By Isabelle Sanderson
This erasure poem is a visual representation of my own writing process. You can see the crossing out of words as well as the words I had to write back in. Sharing any kind of writing is an innately intimate experience, but this specifically feels personal for the way that it displays my mistakes as well as the final project.
Proceed from the heart
And, in consequence
Enter between skin and skin
Do not meet each other; and
This they say nature has done
Finding the ways between membrane and membrane
To penetrate into the interior
To spread out
And turn back
The remainder: superfluous
I had no idea that I wanted to do an erasure poem, but one day my mentor, Anna, brought this incredibly cool book about old medicinal practices with her to one of our meetings. She actually had the idea to turn it into a poem. At first, I struggled, trying to make the words of the book correspond to some idea I already had. Then I realized that the beauty of erasure poetry is that if you allow it, the prewritten words can inspire you to try something entirely new.
Meet the Pair
MENTEE ISABELLE SANDERSON & MENTOR ANNA WITIUK
Isabelle’s Anecdote: When I first met Anna, I immediately noticed all of the colorful barrettes in her hair. Some were neon, some shaped like butterflies; there were even some sparkly ones. I just remember thinking to myself that this must be such a cool lady if she could pull off all these barrettes—and she was! She has been so wonderful in helping me with my writing, exposing me to new books, and even helping my life as a whole. Together, we’ve had discussions about cultural heritage, romantic objectification, and have plans to go to a roller derby match!
Anna’s Anecdote: I am so incredibly honored to be a mentor to Isabelle. The moment I met her I was struck by her mature poise, effervescent energy, and eagerness to learn all about the world and its people. She is an amazingly determined worker.
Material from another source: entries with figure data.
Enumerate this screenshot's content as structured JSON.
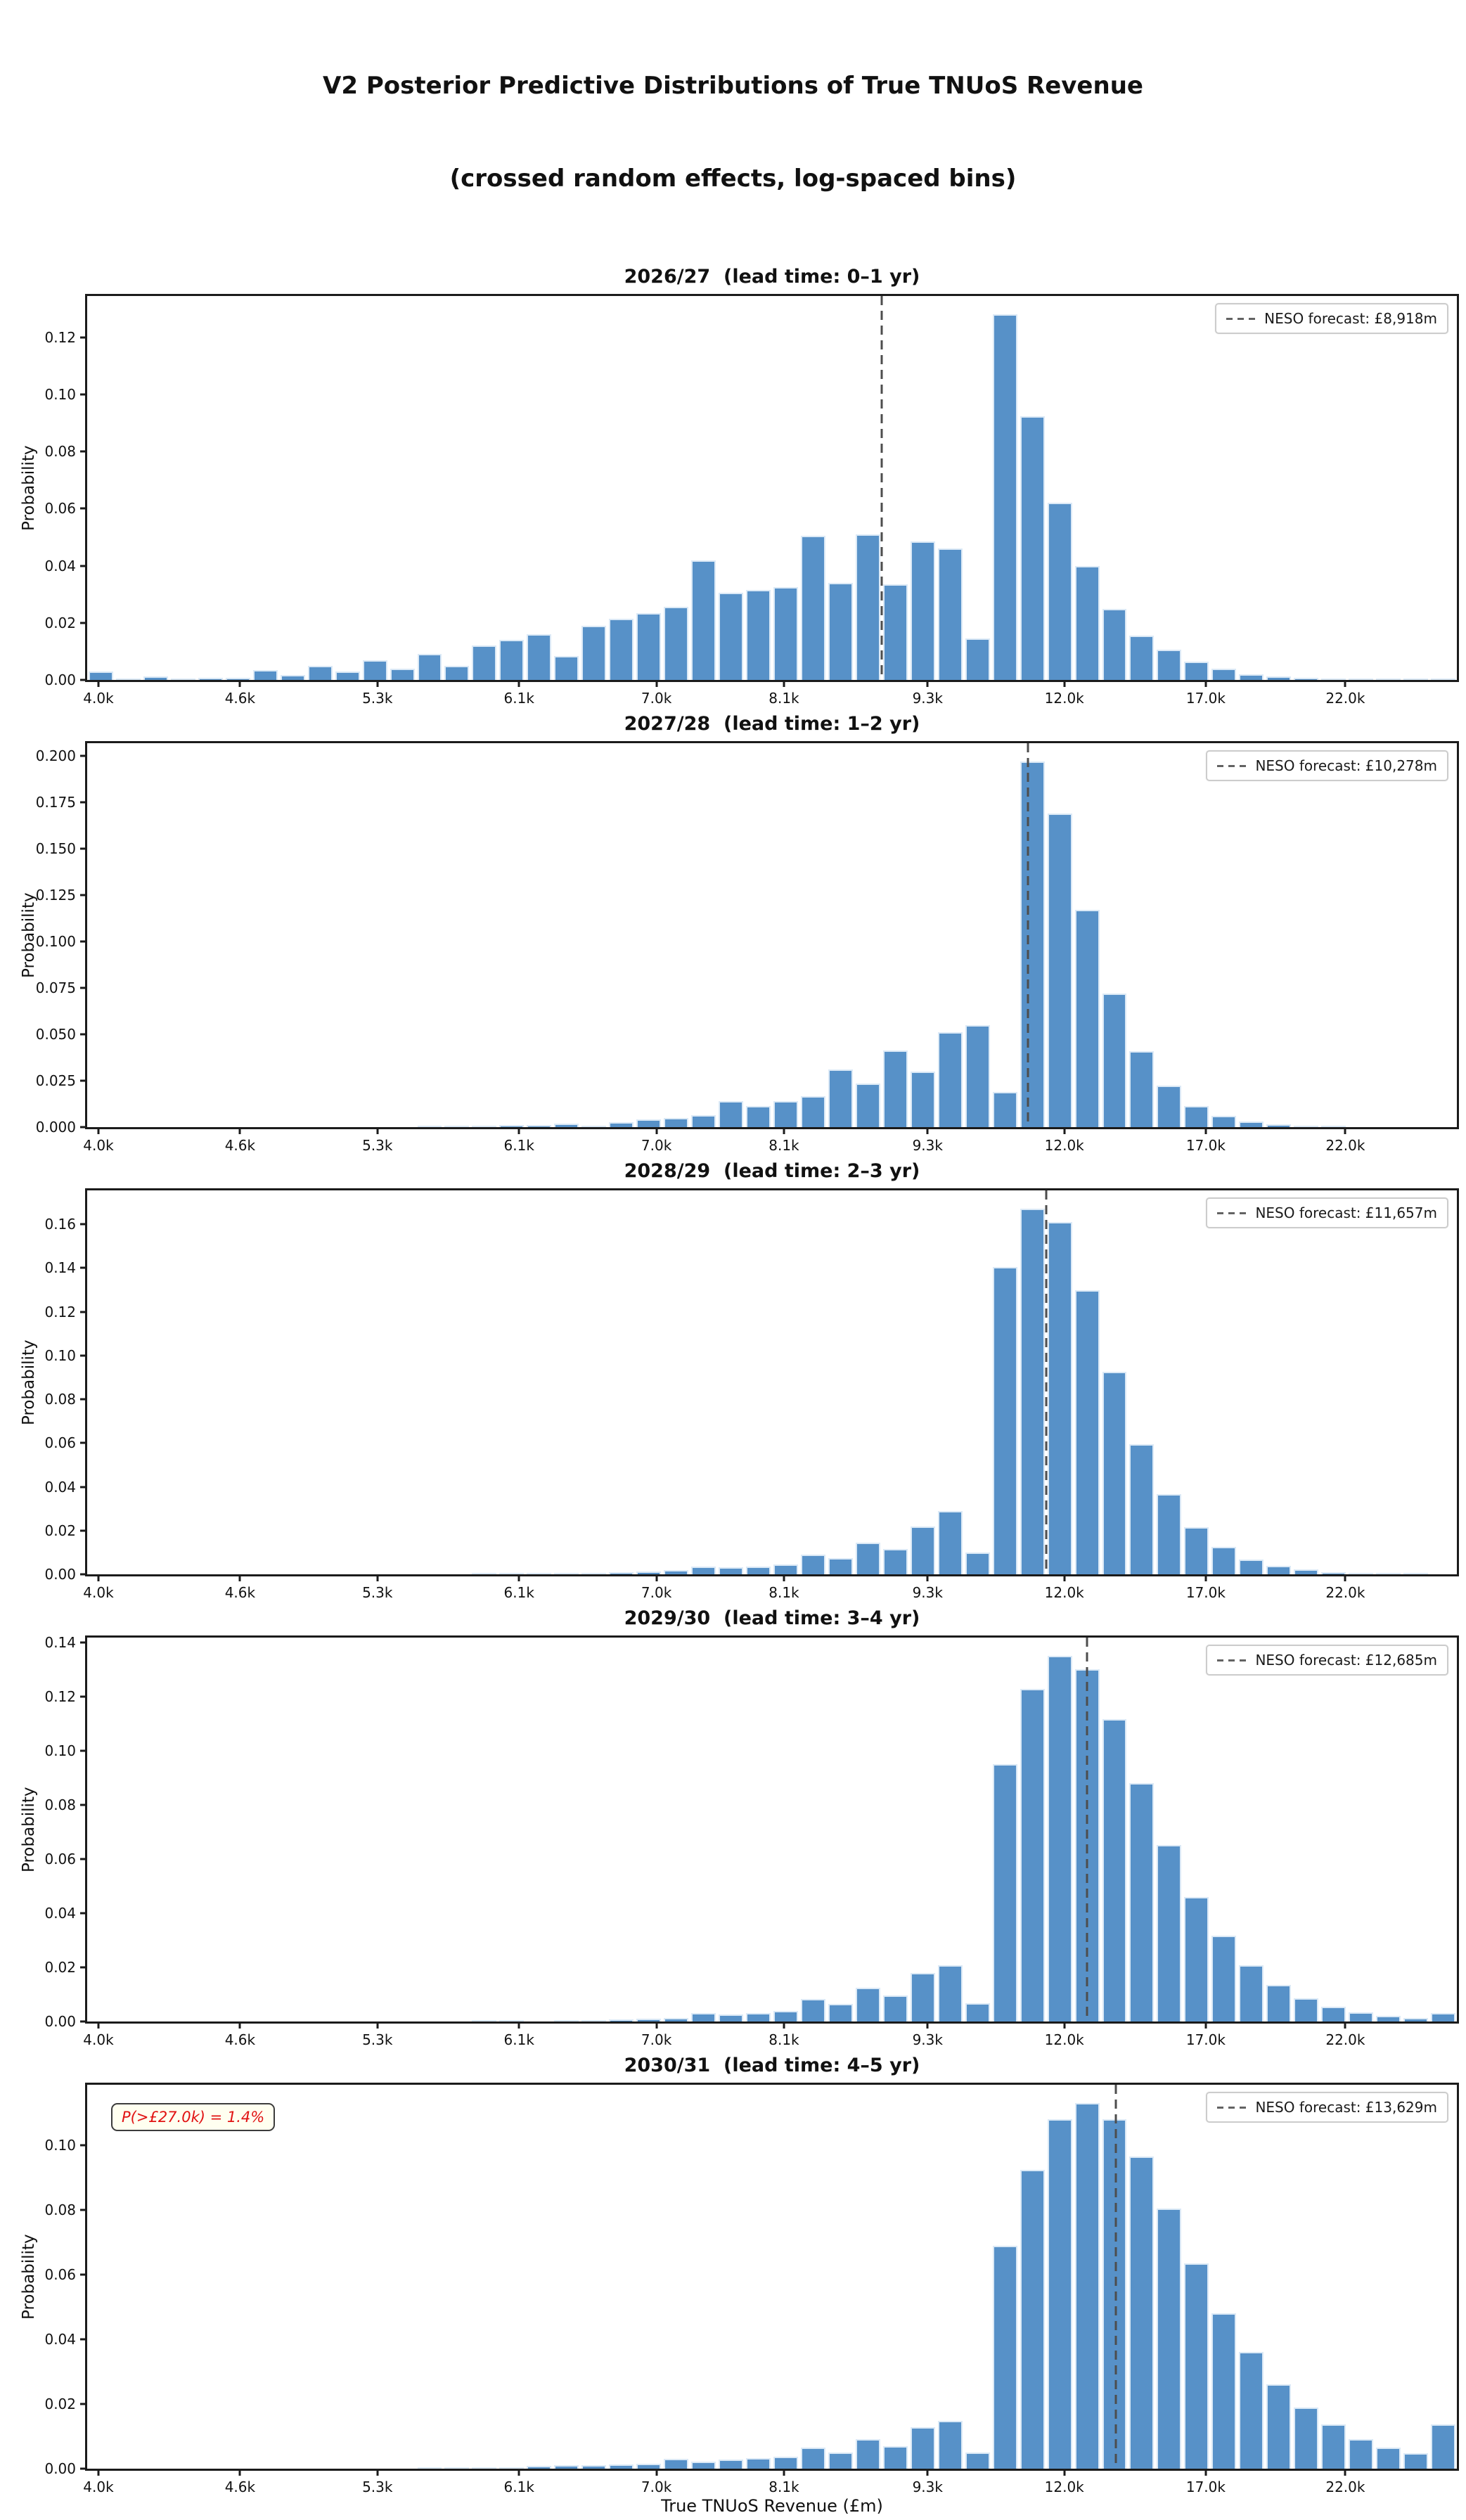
{
  "figure": {
    "title_line1": "V2 Posterior Predictive Distributions of True TNUoS Revenue",
    "title_line2": "(crossed random effects, log-spaced bins)"
  },
  "chart_data": {
    "type": "bar",
    "subtype": "histogram, log-spaced bins, 50 bins per panel",
    "figure_title": [
      "V2 Posterior Predictive Distributions of True TNUoS Revenue",
      "(crossed random effects, log-spaced bins)"
    ],
    "xlabel": "True TNUoS Revenue (£m)",
    "ylabel": "Probability",
    "legend_position": "upper right",
    "grid": false,
    "x_ticks": {
      "labels": [
        "4.0k",
        "4.6k",
        "5.3k",
        "6.1k",
        "7.0k",
        "8.1k",
        "9.3k",
        "12.0k",
        "17.0k",
        "22.0k"
      ],
      "fracs": [
        0.0082,
        0.1116,
        0.2119,
        0.3153,
        0.4156,
        0.5087,
        0.6136,
        0.7134,
        0.8167,
        0.9186
      ]
    },
    "neso_forecast_values_gbp_m": [
      8918,
      10278,
      11657,
      12685,
      13629
    ],
    "charts": [
      {
        "title": "2026/27  (lead time: 0–1 yr)",
        "legend_label": "NESO forecast: £8,918m",
        "neso_forecast_gbp_m": 8918,
        "neso_line_frac": 0.58,
        "ymax": 0.1345,
        "ytick_labels": [
          "0.00",
          "0.02",
          "0.04",
          "0.06",
          "0.08",
          "0.10",
          "0.12"
        ],
        "ytick_values": [
          0.0,
          0.02,
          0.04,
          0.06,
          0.08,
          0.1,
          0.12
        ],
        "values": [
          0.003,
          0.0004,
          0.0013,
          0.0006,
          0.0008,
          0.0008,
          0.0035,
          0.0017,
          0.005,
          0.003,
          0.007,
          0.004,
          0.009,
          0.005,
          0.012,
          0.014,
          0.016,
          0.0085,
          0.019,
          0.0215,
          0.0235,
          0.0255,
          0.042,
          0.0305,
          0.0315,
          0.0325,
          0.0505,
          0.034,
          0.051,
          0.0335,
          0.0485,
          0.046,
          0.0145,
          0.128,
          0.0925,
          0.062,
          0.04,
          0.025,
          0.0155,
          0.0105,
          0.0065,
          0.004,
          0.002,
          0.0013,
          0.0008,
          0.0005,
          0.0003,
          0.0002,
          0.0001,
          0.0004
        ]
      },
      {
        "title": "2027/28  (lead time: 1–2 yr)",
        "legend_label": "NESO forecast: £10,278m",
        "neso_forecast_gbp_m": 10278,
        "neso_line_frac": 0.687,
        "ymax": 0.207,
        "ytick_labels": [
          "0.000",
          "0.025",
          "0.050",
          "0.075",
          "0.100",
          "0.125",
          "0.150",
          "0.175",
          "0.200"
        ],
        "ytick_values": [
          0.0,
          0.025,
          0.05,
          0.075,
          0.1,
          0.125,
          0.15,
          0.175,
          0.2
        ],
        "values": [
          0,
          0,
          0,
          0,
          0,
          0,
          0,
          0,
          0,
          0,
          0,
          0,
          0.0004,
          0.0002,
          0.0008,
          0.001,
          0.0013,
          0.0018,
          0.0008,
          0.0028,
          0.004,
          0.005,
          0.0065,
          0.014,
          0.0115,
          0.014,
          0.0165,
          0.031,
          0.0235,
          0.0415,
          0.03,
          0.051,
          0.055,
          0.019,
          0.197,
          0.169,
          0.117,
          0.072,
          0.041,
          0.0225,
          0.0115,
          0.006,
          0.003,
          0.0015,
          0.0008,
          0.0004,
          0,
          0,
          0,
          0
        ]
      },
      {
        "title": "2028/29  (lead time: 2–3 yr)",
        "legend_label": "NESO forecast: £11,657m",
        "neso_forecast_gbp_m": 11657,
        "neso_line_frac": 0.7,
        "ymax": 0.1755,
        "ytick_labels": [
          "0.00",
          "0.02",
          "0.04",
          "0.06",
          "0.08",
          "0.10",
          "0.12",
          "0.14",
          "0.16"
        ],
        "ytick_values": [
          0.0,
          0.02,
          0.04,
          0.06,
          0.08,
          0.1,
          0.12,
          0.14,
          0.16
        ],
        "values": [
          0,
          0,
          0,
          0,
          0,
          0,
          0,
          0,
          0,
          0,
          0,
          0,
          0,
          0,
          0.0003,
          0.0002,
          0.0003,
          0.0005,
          0.0008,
          0.001,
          0.0012,
          0.0018,
          0.0035,
          0.0032,
          0.0035,
          0.0045,
          0.009,
          0.0075,
          0.0145,
          0.0115,
          0.022,
          0.029,
          0.01,
          0.1405,
          0.167,
          0.161,
          0.13,
          0.0925,
          0.0595,
          0.0365,
          0.0215,
          0.0125,
          0.0068,
          0.004,
          0.0022,
          0.001,
          0.0008,
          0.0004,
          0.0002,
          0
        ]
      },
      {
        "title": "2029/30  (lead time: 3–4 yr)",
        "legend_label": "NESO forecast: £12,685m",
        "neso_forecast_gbp_m": 12685,
        "neso_line_frac": 0.73,
        "ymax": 0.1418,
        "ytick_labels": [
          "0.00",
          "0.02",
          "0.04",
          "0.06",
          "0.08",
          "0.10",
          "0.12",
          "0.14"
        ],
        "ytick_values": [
          0.0,
          0.02,
          0.04,
          0.06,
          0.08,
          0.1,
          0.12,
          0.14
        ],
        "values": [
          0,
          0,
          0,
          0,
          0,
          0,
          0,
          0,
          0,
          0,
          0,
          0,
          0,
          0,
          0.0003,
          0.0003,
          0,
          0.0003,
          0.0005,
          0.0008,
          0.001,
          0.0012,
          0.0032,
          0.0025,
          0.003,
          0.004,
          0.0082,
          0.0065,
          0.0125,
          0.0095,
          0.0178,
          0.0208,
          0.0068,
          0.095,
          0.1228,
          0.135,
          0.13,
          0.1118,
          0.088,
          0.0652,
          0.046,
          0.0318,
          0.0208,
          0.0135,
          0.0085,
          0.0055,
          0.0035,
          0.002,
          0.0012,
          0.003
        ]
      },
      {
        "title": "2030/31  (lead time: 4–5 yr)",
        "legend_label": "NESO forecast: £13,629m",
        "neso_forecast_gbp_m": 13629,
        "neso_line_frac": 0.751,
        "ymax": 0.1187,
        "ytick_labels": [
          "0.00",
          "0.02",
          "0.04",
          "0.06",
          "0.08",
          "0.10"
        ],
        "ytick_values": [
          0.0,
          0.02,
          0.04,
          0.06,
          0.08,
          0.1
        ],
        "annotation": "P(>£27.0k) = 1.4%",
        "values": [
          0,
          0,
          0,
          0,
          0,
          0,
          0,
          0,
          0,
          0,
          0,
          0,
          0.0002,
          0.0004,
          0.0004,
          0.0002,
          0.0008,
          0.001,
          0.001,
          0.0012,
          0.0015,
          0.003,
          0.0022,
          0.0028,
          0.0032,
          0.0038,
          0.0065,
          0.005,
          0.0092,
          0.007,
          0.0128,
          0.0148,
          0.005,
          0.069,
          0.0925,
          0.108,
          0.113,
          0.108,
          0.0965,
          0.0805,
          0.0635,
          0.048,
          0.036,
          0.026,
          0.019,
          0.0138,
          0.0092,
          0.0065,
          0.0048,
          0.0138
        ]
      }
    ],
    "colors": {
      "bar_fill": "#5791c8",
      "bar_edge": "#dbe9f6",
      "neso_line": "#4d4d4d",
      "annotation_text": "#e11212",
      "annotation_bg": "#fffff0",
      "annotation_border": "#3c3c3c"
    }
  }
}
I have very much enjoyed how willing she is to try new and different writing techniques and to explore the definition of what it means to write. Her poem “Encounters,” which started out as a prompt in flash fiction, is a perfect example of this. With her dynamic experiments in line breaks, she turned this single paragraph into a surging and evocative poem of descriptive senses and personal experience.
Isabelle Sanderson is an avid hiker, frequent doodler and a lover of used books. While she enjoys writing in all forms, she has a special love for letter-writing and annotating her favorite books. When she is not writing, Isabelle can be found hosting climate education workshops, lobbying local legislators or tutoring elementary schoolers.